Christmas celebrates the story of the arrival of a baby born in a cowshed in what is now known as the West Bank of the Palestinian Territories.
This baby grew up to a future with a lasting, world-wide effect. Celebrations within our region are just beginning in this special season of the Australian year.
Adults (generally) care passionately about their children, wanting them to live the best life they can. But – and I’m guilty of this – we often think that we always know best, and we fail to listen. So we miss things. Young people embody our hope for the future. Dean Martin sang Young and Foolish – but the song does end I wish that I was young and foolish again.
I thought I’d ask the ARC’s Youth Council (ages 12 to 24) how they felt. Should we be providing drop-in centres? Is there really nothing to do here? Is it all a problem? Cara Barnes is the ARC’s Youth Services Co-Ordinator, with Laura and Citi sharing the Chair, and because of the HSC, the meeting of eight was smaller than usual. I met them by first names and thought they were sensible, sensitive and with a sense of fun, and on this sampling, incoming generations will work it out. Just like the rest of us. Since then, I’ve asked around. Not all people are the same and many problems call for shared solutions and understanding. Generational change appears politically evident in an increasing number of “western” countries. Let’s sit and listen more. They will inherit the world we leave them, and judge us.

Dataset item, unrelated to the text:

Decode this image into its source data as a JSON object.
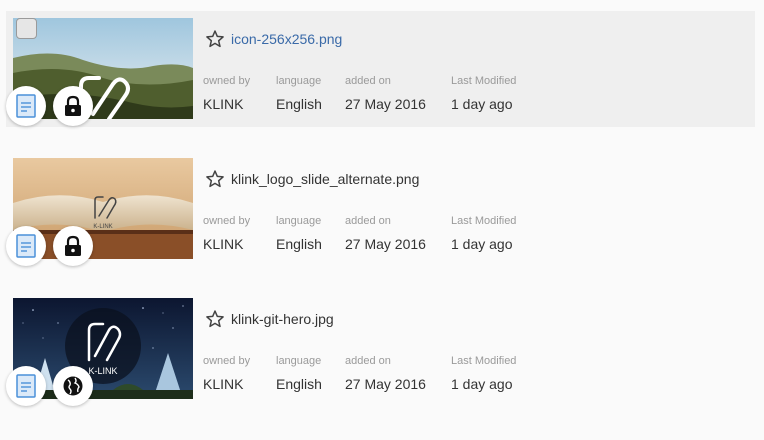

Apparently young city people are becoming increasingly open to the idea of moving to the country. Let’s target this market, working to show them a lifestyle they can relate to, boosting our population.
UNE’s Oorala recently celebrated thirty years of existence serving Aboriginal students, and this year there are over 800 of them. Lynette Riley was the first Director and previous Vice-Chancellor; Ingrid Moses drove the construction of the purpose-built headquarters, another of the university’s great assets. Days of celebrations had something for everybody, including visits from Isaiah Firebrace, beautifully voiced Winner of The X Factor 2016, and Clayton Donovan, acclaimed Indigenous chef.
It’s also good to see the return of Aboriginal representation on the ARC, with the arrival of new Councillor Brad Widders. Aboriginal people are taking their rightful place in the nation’s life and showing just how much Walking Together enriches us all. Listen.
The Swire Group is “a multinational, multi-disciplined commercial group” for which I happen to have great admiration. It’s interesting to note in their latest magazine that “For businesses everywhere, sustainable practice and environmental protection are no longer an option but an essential part of doing business in the modern world”. I wish those words were engraved over the entrances to our Parliament Houses!
On so many fronts there are new advances. A friend here has just finished his new house. I thought I was on the ball with double glazing, soundchek, solar panels etc. but he has new “bonded” glass windows and doors (cheaper, better looking and potentially more effective), new heated flooring solutions and all sorts of environmental, renewable tricks! He’s definitely on the ball!
I don’t know how many readers are tired of certain words – innovation, change fatigue, disruption, politics, elections … I think I’ll just talk about magpies apparently winning the battle over the predator currawongs in town. I love magpies and their serenading and haven’t had problems, recognising that at breeding time the males have a protective instinct best respected by avoiding them.
As a passionate supporter of UNE, and despite general feelings of seasonal goodwill, I am nonetheless furious that their current ads give the distinct impression that only online study is the way to go. An on-campus education offers special opportunities that can influence students for life. University education is more than passing exams. Perhaps next year we can see that message spread. Meanwhile, with Christmas markets and general goodwill, let’s give thanks for what we have and hope for – and above all, be kind to each other.